Do I understand correctly that when working on a user account without administrator rights, i.e. in Activity Monitor Mullvad VPN is not running as root, then Kill switch ceases to be effective?
At the moment I’m doing my own research on the issue.
Apparently, even when running in a non-admin account, Mullvad VPN has a mullvad-daemon process,
it acts as root and presumably this is what helps Kill Switch work.
Off Topic about term DAEMON
The term was coined by the programmers at MIT’s Project MAC. According to Fernando J. Corbató, who worked on Project MAC in 1963, his team was the first to use the term daemon, inspired by Maxwell’s demon, an imaginary agent in physics and thermodynamics that helped to sort molecules, stating, “We fancifully began to use the word daemon to describe background processes that worked tirelessly to perform system chores”.[2]Unix systems inherited this terminology. Maxwell’s demon is consistent with Greek mythology’s interpretation of a daemon as a supernatural being working in the background.
In the general sense, daemon is an older form of the word “demon”, from the Greek δαίμων. In the Unix System Administration HandbookEvi Nemeth states the following about daemons:[3]
Many people equate the word “daemon” with the word “demon”, implying some kind of satanic connection between UNIX and the underworld. This is an egregious misunderstanding. “Daemon” is actually a much older form of “demon”; daemons have no particular bias towards good or evil, but rather serve to help define a person’s character or personality. The ancient Greeks’ concept of a “personal daemon” was similar to the modern concept of a “guardian angel”—eudaemonia is the state of being helped or protected by a kindly spirit.
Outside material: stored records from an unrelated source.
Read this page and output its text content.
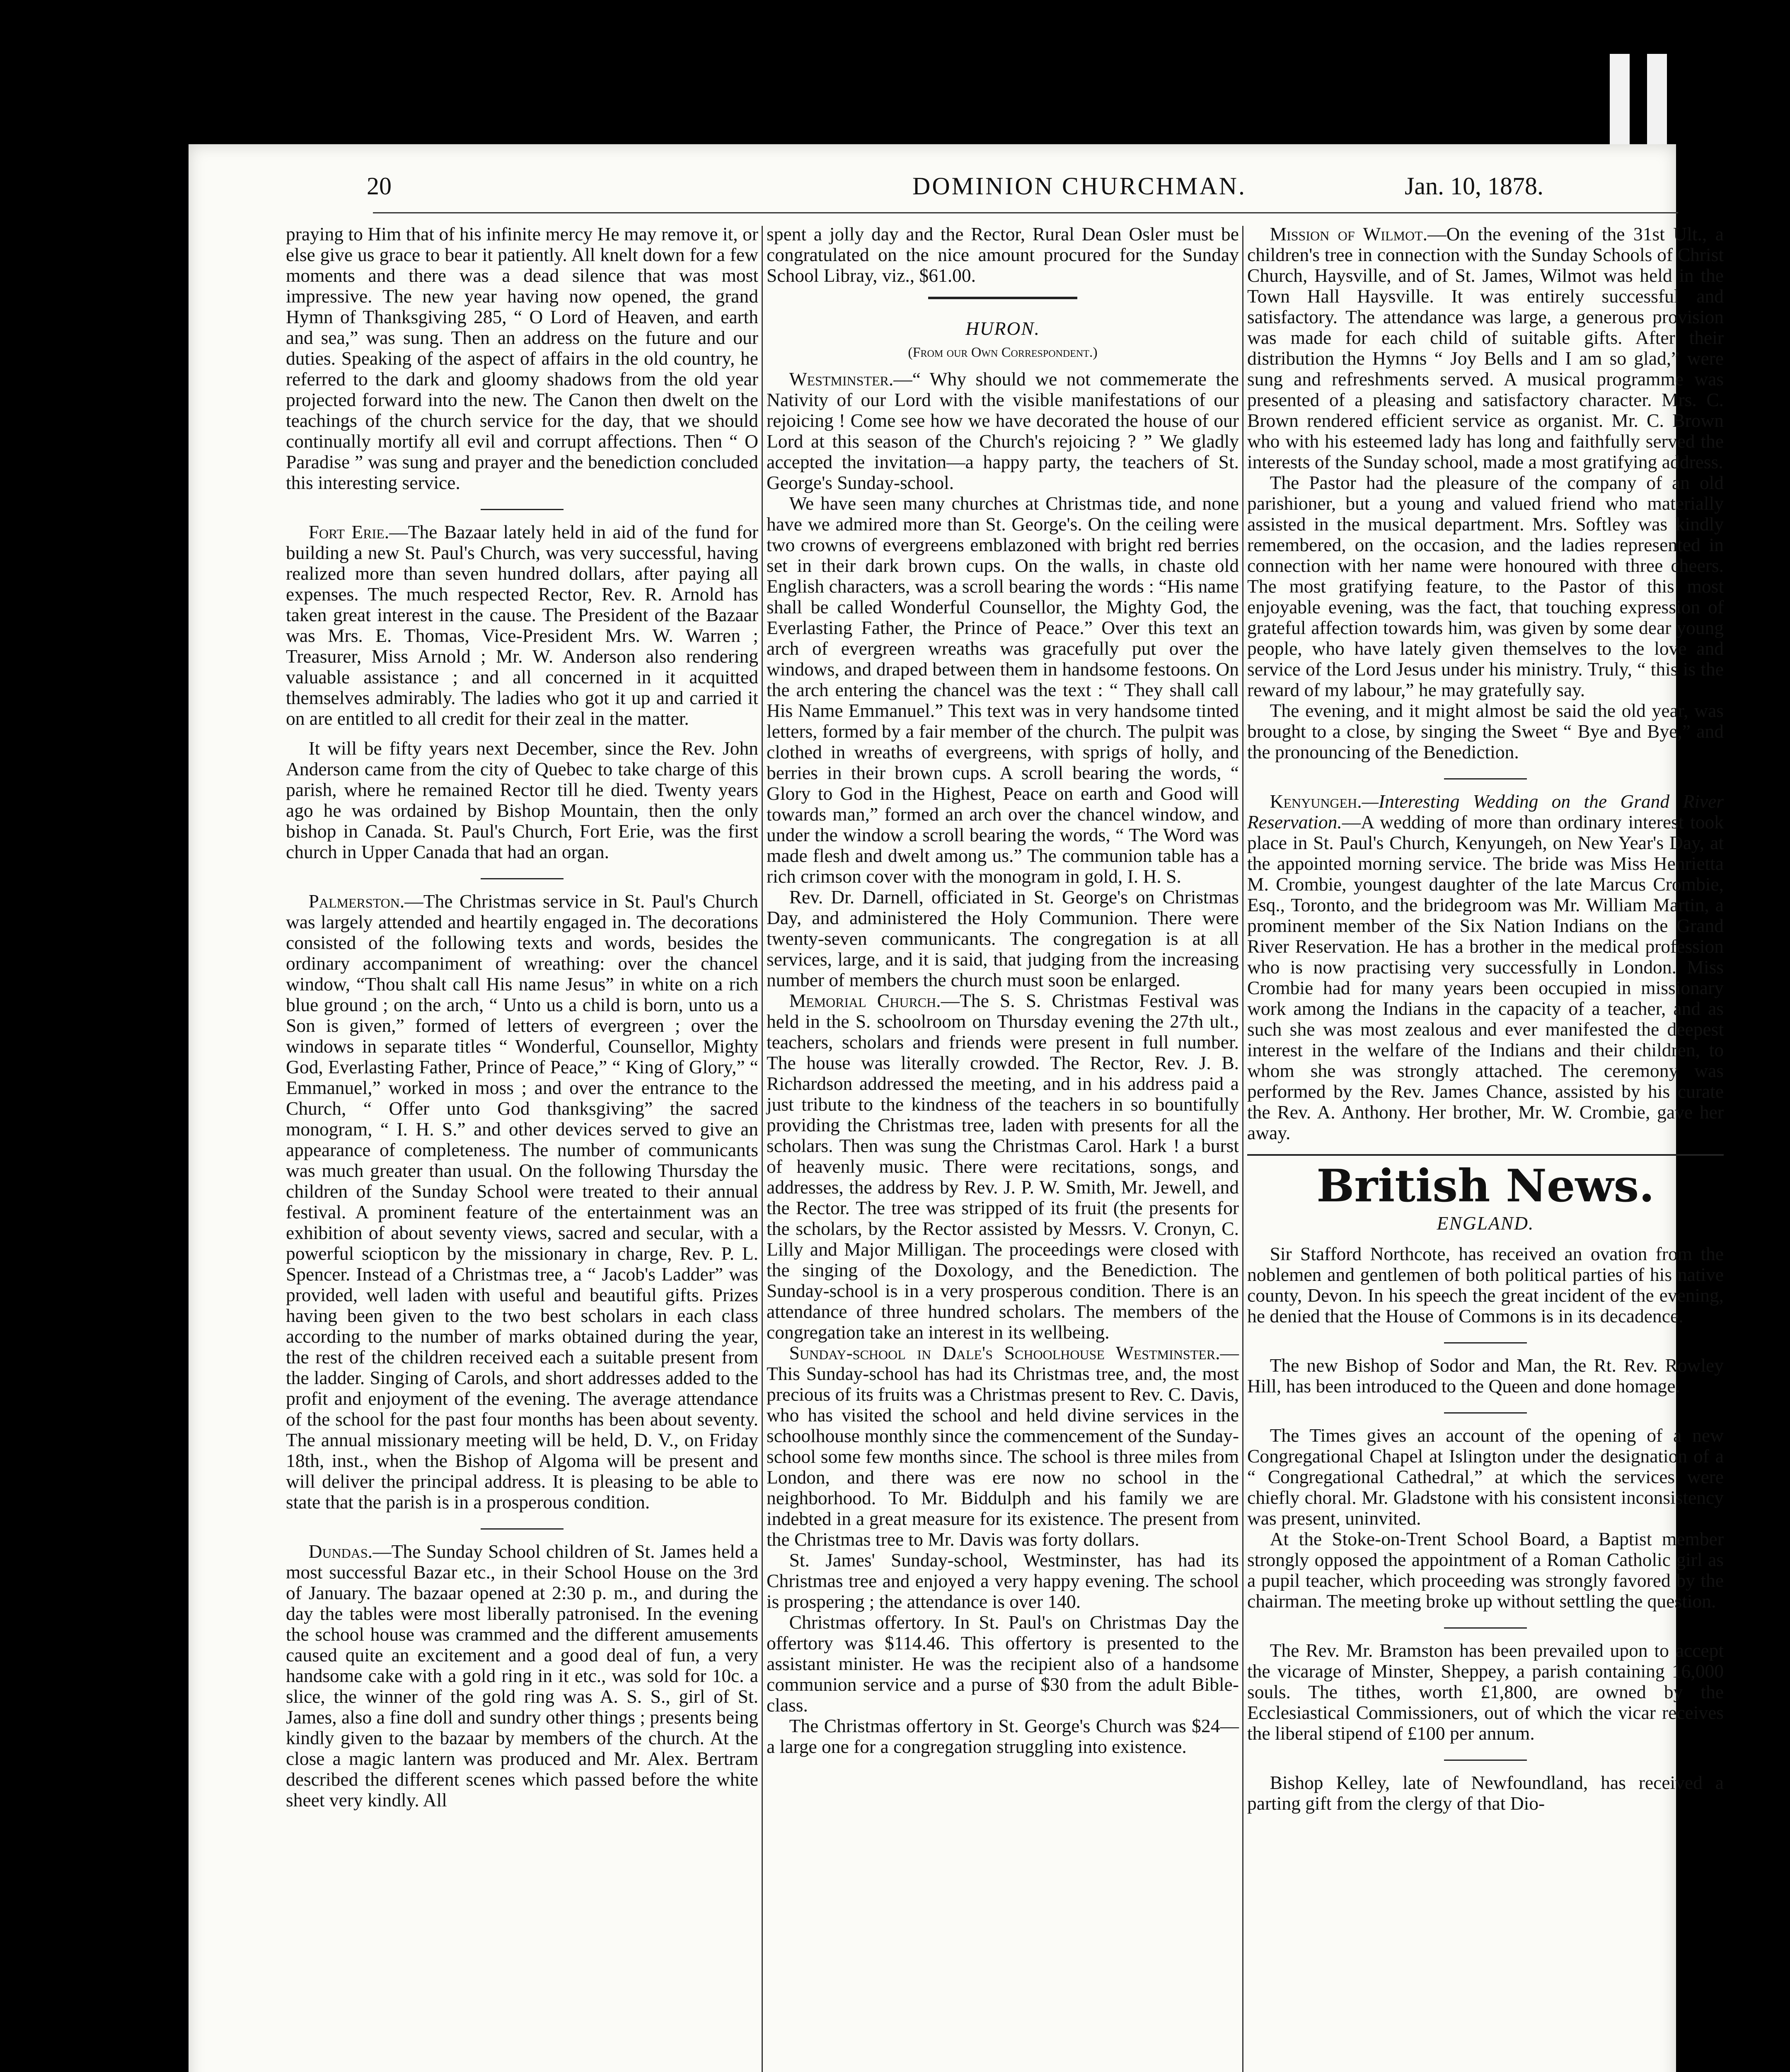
20	DOMINION CHURCHMAN.	Jan. 10, 1878.

praying to Him that of his infinite mercy He may remove it, or else give us grace to bear it patiently. All knelt down for a few moments and there was a dead silence that was most impressive. The new year having now opened, the grand Hymn of Thanksgiving 285, “ O Lord of Heaven, and earth and sea,” was sung. Then an address on the future and our duties. Speaking of the aspect of affairs in the old country, he referred to the dark and gloomy shadows from the old year projected forward into the new. The Canon then dwelt on the teachings of the church service for the day, that we should continually mortify all evil and corrupt affections. Then “ O Paradise ” was sung and prayer and the benediction concluded this interesting service.

Fort Erie.—The Bazaar lately held in aid of the fund for building a new St. Paul's Church, was very successful, having realized more than seven hundred dollars, after paying all expenses. The much respected Rector, Rev. R. Arnold has taken great interest in the cause. The President of the Bazaar was Mrs. E. Thomas, Vice-President Mrs. W. Warren ; Treasurer, Miss Arnold ; Mr. W. Anderson also rendering valuable assistance ; and all concerned in it acquitted themselves admirably. The ladies who got it up and carried it on are entitled to all credit for their zeal in the matter.

It will be fifty years next December, since the Rev. John Anderson came from the city of Quebec to take charge of this parish, where he remained Rector till he died. Twenty years ago he was ordained by Bishop Mountain, then the only bishop in Canada. St. Paul's Church, Fort Erie, was the first church in Upper Canada that had an organ.

Palmerston.—The Christmas service in St. Paul's Church was largely attended and heartily engaged in. The decorations consisted of the following texts and words, besides the ordinary accompaniment of wreathing: over the chancel window, “Thou shalt call His name Jesus” in white on a rich blue ground ; on the arch, “ Unto us a child is born, unto us a Son is given,” formed of letters of evergreen ; over the windows in separate titles “ Wonderful, Counsellor, Mighty God, Everlasting Father, Prince of Peace,” “ King of Glory,” “ Emmanuel,” worked in moss ; and over the entrance to the Church, “ Offer unto God thanksgiving” the sacred monogram, “ I. H. S.” and other devices served to give an appearance of completeness. The number of communicants was much greater than usual. On the following Thursday the children of the Sunday School were treated to their annual festival. A prominent feature of the entertainment was an exhibition of about seventy views, sacred and secular, with a powerful sciopticon by the missionary in charge, Rev. P. L. Spencer. Instead of a Christmas tree, a “ Jacob's Ladder” was provided, well laden with useful and beautiful gifts. Prizes having been given to the two best scholars in each class according to the number of marks obtained during the year, the rest of the children received each a suitable present from the ladder. Singing of Carols, and short addresses added to the profit and enjoyment of the evening. The average attendance of the school for the past four months has been about seventy. The annual missionary meeting will be held, D. V., on Friday 18th, inst., when the Bishop of Algoma will be present and will deliver the principal address. It is pleasing to be able to state that the parish is in a prosperous condition.

Dundas.—The Sunday School children of St. James held a most successful Bazar etc., in their School House on the 3rd of January. The bazaar opened at 2:30 p. m., and during the day the tables were most liberally patronised. In the evening the school house was crammed and the different amusements caused quite an excitement and a good deal of fun, a very handsome cake with a gold ring in it etc., was sold for 10c. a slice, the winner of the gold ring was A. S. S., girl of St. James, also a fine doll and sundry other things ; presents being kindly given to the bazaar by members of the church. At the close a magic lantern was produced and Mr. Alex. Bertram described the different scenes which passed before the white sheet very kindly. All

spent a jolly day and the Rector, Rural Dean Osler must be congratulated on the nice amount procured for the Sunday School Libray, viz., $61.00.

HURON.

(From our Own Correspondent.)

Westminster.—“ Why should we not commemerate the Nativity of our Lord with the visible manifestations of our rejoicing ! Come see how we have decorated the house of our Lord at this season of the Church's rejoicing ? ” We gladly accepted the invitation—a happy party, the teachers of St. George's Sunday-school.

We have seen many churches at Christmas tide, and none have we admired more than St. George's. On the ceiling were two crowns of evergreens emblazoned with bright red berries set in their dark brown cups. On the walls, in chaste old English characters, was a scroll bearing the words : “His name shall be called Wonderful Counsellor, the Mighty God, the Everlasting Father, the Prince of Peace.” Over this text an arch of evergreen wreaths was gracefully put over the windows, and draped between them in handsome festoons. On the arch entering the chancel was the text : “ They shall call His Name Emmanuel.” This text was in very handsome tinted letters, formed by a fair member of the church. The pulpit was clothed in wreaths of evergreens, with sprigs of holly, and berries in their brown cups. A scroll bearing the words, “ Glory to God in the Highest, Peace on earth and Good will towards man,” formed an arch over the chancel window, and under the window a scroll bearing the words, “ The Word was made flesh and dwelt among us.” The communion table has a rich crimson cover with the monogram in gold, I. H. S.

Rev. Dr. Darnell, officiated in St. George's on Christmas Day, and administered the Holy Communion. There were twenty-seven communicants. The congregation is at all services, large, and it is said, that judging from the increasing number of members the church must soon be enlarged.

Memorial Church.—The S. S. Christmas Festival was held in the S. schoolroom on Thursday evening the 27th ult., teachers, scholars and friends were present in full number. The house was literally crowded. The Rector, Rev. J. B. Richardson addressed the meeting, and in his address paid a just tribute to the kindness of the teachers in so bountifully providing the Christmas tree, laden with presents for all the scholars. Then was sung the Christmas Carol. Hark ! a burst of heavenly music. There were recitations, songs, and addresses, the address by Rev. J. P. W. Smith, Mr. Jewell, and the Rector. The tree was stripped of its fruit (the presents for the scholars, by the Rector assisted by Messrs. V. Cronyn, C. Lilly and Major Milligan. The proceedings were closed with the singing of the Doxology, and the Benediction. The Sunday-school is in a very prosperous condition. There is an attendance of three hundred scholars. The members of the congregation take an interest in its wellbeing.

Sunday-school in Dale's Schoolhouse Westminster.—This Sunday-school has had its Christmas tree, and, the most precious of its fruits was a Christmas present to Rev. C. Davis, who has visited the school and held divine services in the schoolhouse monthly since the commencement of the Sunday-school some few months since. The school is three miles from London, and there was ere now no school in the neighborhood. To Mr. Biddulph and his family we are indebted in a great measure for its existence. The present from the Christmas tree to Mr. Davis was forty dollars.

St. James' Sunday-school, Westminster, has had its Christmas tree and enjoyed a very happy evening. The school is prospering ; the attendance is over 140.

Christmas offertory. In St. Paul's on Christmas Day the offertory was $114.46. This offertory is presented to the assistant minister. He was the recipient also of a handsome communion service and a purse of $30 from the adult Bible-class.

The Christmas offertory in St. George's Church was $24—a large one for a congregation struggling into existence.

Mission of Wilmot.—On the evening of the 31st Ult., a children's tree in connection with the Sunday Schools of Christ Church, Haysville, and of St. James, Wilmot was held in the Town Hall Haysville. It was entirely successful and satisfactory. The attendance was large, a generous provision was made for each child of suitable gifts. After their distribution the Hymns “ Joy Bells and I am so glad,” were sung and refreshments served. A musical programme was presented of a pleasing and satisfactory character. Mrs. C. Brown rendered efficient service as organist. Mr. C. Brown who with his esteemed lady has long and faithfully served the interests of the Sunday school, made a most gratifying address.

The Pastor had the pleasure of the company of an old parishioner, but a young and valued friend who materially assisted in the musical department. Mrs. Softley was kindly remembered, on the occasion, and the ladies represented in connection with her name were honoured with three cheers. The most gratifying feature, to the Pastor of this most enjoyable evening, was the fact, that touching expression of grateful affection towards him, was given by some dear young people, who have lately given themselves to the love and service of the Lord Jesus under his ministry. Truly, “ this is the reward of my labour,” he may gratefully say.

The evening, and it might almost be said the old year, was brought to a close, by singing the Sweet “ Bye and Bye,” and the pronouncing of the Benediction.

Kenyungeh.—Interesting Wedding on the Grand River Reservation.—A wedding of more than ordinary interest took place in St. Paul's Church, Kenyungeh, on New Year's Day, at the appointed morning service. The bride was Miss Henrietta M. Crombie, youngest daughter of the late Marcus Crombie, Esq., Toronto, and the bridegroom was Mr. William Martin, a prominent member of the Six Nation Indians on the Grand River Reservation. He has a brother in the medical profession who is now practising very successfully in London. Miss Crombie had for many years been occupied in missionary work among the Indians in the capacity of a teacher, and as such she was most zealous and ever manifested the deepest interest in the welfare of the Indians and their children, to whom she was strongly attached. The ceremony was performed by the Rev. James Chance, assisted by his curate the Rev. A. Anthony. Her brother, Mr. W. Crombie, gave her away.

British News.

ENGLAND.

Sir Stafford Northcote, has received an ovation from the noblemen and gentlemen of both political parties of his native county, Devon. In his speech the great incident of the evening, he denied that the House of Commons is in its decadence.

The new Bishop of Sodor and Man, the Rt. Rev. Rowley Hill, has been introduced to the Queen and done homage.

The Times gives an account of the opening of a new Congregational Chapel at Islington under the designation of a “ Congregational Cathedral,” at which the services were chiefly choral. Mr. Gladstone with his consistent inconsistency was present, uninvited.

At the Stoke-on-Trent School Board, a Baptist member strongly opposed the appointment of a Roman Catholic girl as a pupil teacher, which proceeding was strongly favored by the chairman. The meeting broke up without settling the question.

The Rev. Mr. Bramston has been prevailed upon to accept the vicarage of Minster, Sheppey, a parish containing 16,000 souls. The tithes, worth £1,800, are owned by the Ecclesiastical Commissioners, out of which the vicar receives the liberal stipend of £100 per annum.

Bishop Kelley, late of Newfoundland, has received a parting gift from the clergy of that Dio-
As a rule, UNIX systems seem to be infested with both daemons and demons.
A further characterization of the mythological symbolism is that a daemon is something that is not visible yet is always present and working its will. In the Theages, attributed to Plato, Socrates describes his own personal daemon to be something like the modern concept of a moral conscience: “The favour of the gods has given me a marvelous gift, which has never left me since my childhood. It is a voice that, when it makes itself heard, deters me from what I am about to do and never urges me on”.[citation needed]
Alternative terms for daemon are service (used in Windows, from Windows NT onwards, and later also in Linux), started task (IBM z/OS),[4] and ghost job (XDS UTS). Sometimes the more general term server or server process is used, particularly for daemons that operate as part of client-server systems.[5]
After the term was adopted for computer use, it was rationalized as a backronym for Disk And Execution MONitor.[6][1]
Daemons that connect to a computer network are examples of network services.